We’ve already looked at the behavior of a Spirit-filled person, but where is the joy I mentioned earlier? Tucked between the command and the change in behavior is a very important comment on the attitudes of a Spirit-filled Christian. Ephesians 5:19-20 says, “speaking to one another in psalms and hymns and spiritual songs, singing and making melody with your heart to the Lord; always giving thanks for all things in the name of our Lord Jesus Christ to God.” In those two verses, Paul is looking at the fruit of two attitudes that demonstrate vitality of the Christian life—joy and gratitude.
Joy and gratitude will characterize you when you are under the Holy Spirit’s control. Whether public or private, inward or outward, Spirit-induced joy produces singing that comes from the heart. To whom do you sing? You sing “to one another” and “to the Lord.” Keep that in mind the next time you sing in church. Your songs should not be a performance—they aren’t entertainment. Rather, they should be the sincere testimony of your joy in the Lord. When you express your joy in the Holy Spirit through singing, you bring pleasure to the Lord Himself.
Hand in hand with joy is thanksgiving (cf. 1 Thessalonians 5:16-18).
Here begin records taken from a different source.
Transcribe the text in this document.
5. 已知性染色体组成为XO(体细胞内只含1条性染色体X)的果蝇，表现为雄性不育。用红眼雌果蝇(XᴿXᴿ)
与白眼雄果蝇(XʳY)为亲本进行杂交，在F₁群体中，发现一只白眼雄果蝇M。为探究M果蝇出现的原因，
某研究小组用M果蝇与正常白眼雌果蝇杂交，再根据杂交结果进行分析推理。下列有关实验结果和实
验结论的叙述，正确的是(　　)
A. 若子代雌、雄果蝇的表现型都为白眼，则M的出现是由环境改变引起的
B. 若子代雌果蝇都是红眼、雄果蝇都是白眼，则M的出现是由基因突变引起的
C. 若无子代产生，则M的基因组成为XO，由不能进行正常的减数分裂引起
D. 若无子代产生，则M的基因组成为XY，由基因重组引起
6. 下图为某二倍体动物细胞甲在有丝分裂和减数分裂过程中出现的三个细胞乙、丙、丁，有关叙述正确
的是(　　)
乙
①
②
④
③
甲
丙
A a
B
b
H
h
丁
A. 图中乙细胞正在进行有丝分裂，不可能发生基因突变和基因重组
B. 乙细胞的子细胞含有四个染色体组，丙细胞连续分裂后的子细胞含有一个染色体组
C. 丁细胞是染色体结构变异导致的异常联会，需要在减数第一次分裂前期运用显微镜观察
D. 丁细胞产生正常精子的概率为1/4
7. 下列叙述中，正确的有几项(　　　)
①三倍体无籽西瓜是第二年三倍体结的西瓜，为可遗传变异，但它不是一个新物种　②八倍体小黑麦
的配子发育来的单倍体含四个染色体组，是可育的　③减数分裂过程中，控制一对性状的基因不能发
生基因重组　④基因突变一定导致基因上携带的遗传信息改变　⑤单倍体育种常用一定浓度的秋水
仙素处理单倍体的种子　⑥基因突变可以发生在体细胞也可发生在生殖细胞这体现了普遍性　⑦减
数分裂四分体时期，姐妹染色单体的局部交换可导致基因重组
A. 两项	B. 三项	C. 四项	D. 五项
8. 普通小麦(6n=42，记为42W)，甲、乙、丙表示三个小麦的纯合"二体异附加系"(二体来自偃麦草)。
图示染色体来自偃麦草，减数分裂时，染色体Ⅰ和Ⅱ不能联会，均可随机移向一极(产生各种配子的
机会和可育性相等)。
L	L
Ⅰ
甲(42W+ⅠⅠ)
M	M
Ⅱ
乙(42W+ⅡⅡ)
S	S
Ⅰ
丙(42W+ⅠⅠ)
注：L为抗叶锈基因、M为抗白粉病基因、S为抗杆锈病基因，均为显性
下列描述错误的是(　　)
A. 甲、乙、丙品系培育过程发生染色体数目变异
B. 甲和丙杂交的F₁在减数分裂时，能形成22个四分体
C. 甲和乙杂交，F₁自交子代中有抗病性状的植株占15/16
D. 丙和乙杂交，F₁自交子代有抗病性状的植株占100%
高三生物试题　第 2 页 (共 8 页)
If ingratitude sours and darkens the soul, gratitude sweetens it and floods it with light. Thanksgiving is more than the act of saying thanks or sending a thank you note—it is an attitude of the heart. Without the attitude, the act is mere hypocrisy.
Spirit-produced joy and gratitude are indomitable. When Jesus said, “Your sorrow will be turned to joy,” He used the example of a woman giving birth to a child. Though the pain of childbirth is agonizing, when the child is born, the joy is both unequaled and unstoppable—nothing can drive it away. That’s the kind of change the Holy Spirit produces in everyone who lives under His control.
The Spirit-filled life is overflowing with gratitude, joy, right relationships, and good behavior—quite a contrast to those enslaved by alcohol. You may not be seeking your joy in drugs or alcohol, but are you seeking to be filled with the Spirit? His resources are immediately available and He desires to produce new life in you. What are you waiting for?